Signalons qu’il existe d’autres types de propositions d’ordre activiste, qui prônent la suppression de ces institutions et la création de nouvelles institutions, qui permettent de transposer au niveau international des mécanismes de représentation connus au niveau interne : Assemblées des peuples, référendums internationaux, parlements régionaux, etc. Ces propositions nous semblent peu fiables, car, d’abord, nous estimons qu’aucune institution n’est pas parfaite et qu’il est plus facile d’améliorer les structures et modes de fonctionnement de ces institutions que de les substituer par d’autres, d’autant plus que l’efficacité de toute institution internationale est largement fonction de visions qu’ont les Etats vis-à-vis du multulatéralisme.
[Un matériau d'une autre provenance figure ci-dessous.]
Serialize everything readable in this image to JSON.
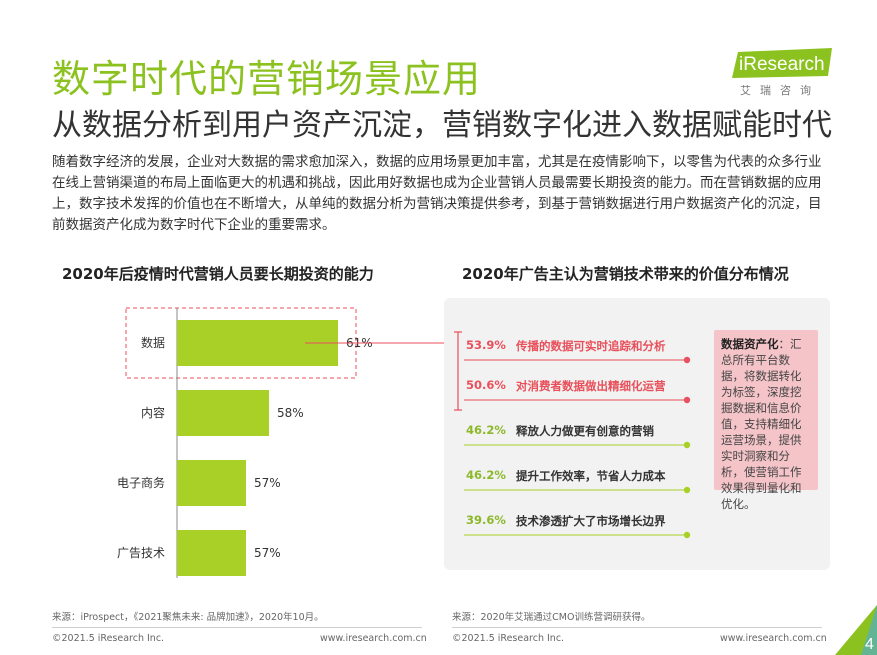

De même, des institutions internationales représentatives des citoyens risquent d’aboutir à des nouvelles structures mondiales, qui ne tiendraient pas réellement compte des réalités locales. La participation des populations civiles à la vie politique internationale est un exercice très délicat, même dans les pays développés. Il suffit de penser, par exemple, aux taux d’abstention grandissants dans les élections en Europe occidentale. L’amélioration pourrait provenir de la participation directe de la société civile aux sommets mondiaux sur les questions globales. Ainsi, les grandes conférences des Nations Unies (environnement, population, droits des femmes, habitat, femmes, etc.) laissent de plus en plus de place à la participation des acteurs de la société civile, créant un véritable espace public à l’échelle planétaire. De façon générale, les ONG ont réussi à investir la plupart des organisations interétatiques et à s’y faire entendre. Voir infra, p. 401.

329.

Etant représentatives de la diversité des intérêts nationaux, les institutions internationales devraient en effet acquérir une légitimité politique, leur permettant d’offrir un espace où les Etats-nations peuvent se rencontrer, partager leurs expériences et négocier des accords internationaux et des mesures de suivi opérationnel requises.

330.

Ce qui exige des nouvelles règles en termes de représentation et de répartition des pouvoirs au sein des institutions de Bretton Woods, à travers la réforme des quotes-parts du FMI, en prenant en compte la nature particulière de ces institutions. La représentation des PED&E, où vivent plus de 80% de la population mondiale, doit donc être renforcée dans les institutions internationales.

331.

En matière de transparence, les IFI ont beaucoup progressé. Les règles de transparence de la BM sont déjà rigoureuses. Le FMI dispose d’une unité d’évaluation indépendante, qui rapportera au CA et au CFMI sur les activités du Fonds. Mais, des efforts peuvent encore être faits, par exemple, on devrait impliquer davantage les législateurs dans les délibérations et les projets des IFI.

332.

Car l’accès des citoyens à la discussion des principes qui vont fonder l’action collective internationale demeure marginale, faisant état de la gestion technocratique des affaires mondiales. Or, la gouvernance mondiale implique également le droit des populations à s’émanciper de leurs gouvernements pour faire valoir elles-mêmes leur point de vue, leurs revendications quant aux affaires du monde.

333.

Car, la plupart des IFI ont été créées dans la foulée du grand chaos de la seconde Guerre Mondiale. Leur transformation dans un contexte hors-crise mondiale demandera un effort politique considérable, à la fois pour modifier les pratiques onusiennes et pour faire évoluer le contexte planétaire lui-même. Elle pourrait donc se heurter aux oppositions des grands Etats à toute avancée institutionnelle susceptible de trop remettre en cause leur autonomie de décision. Cf. Durand (2004).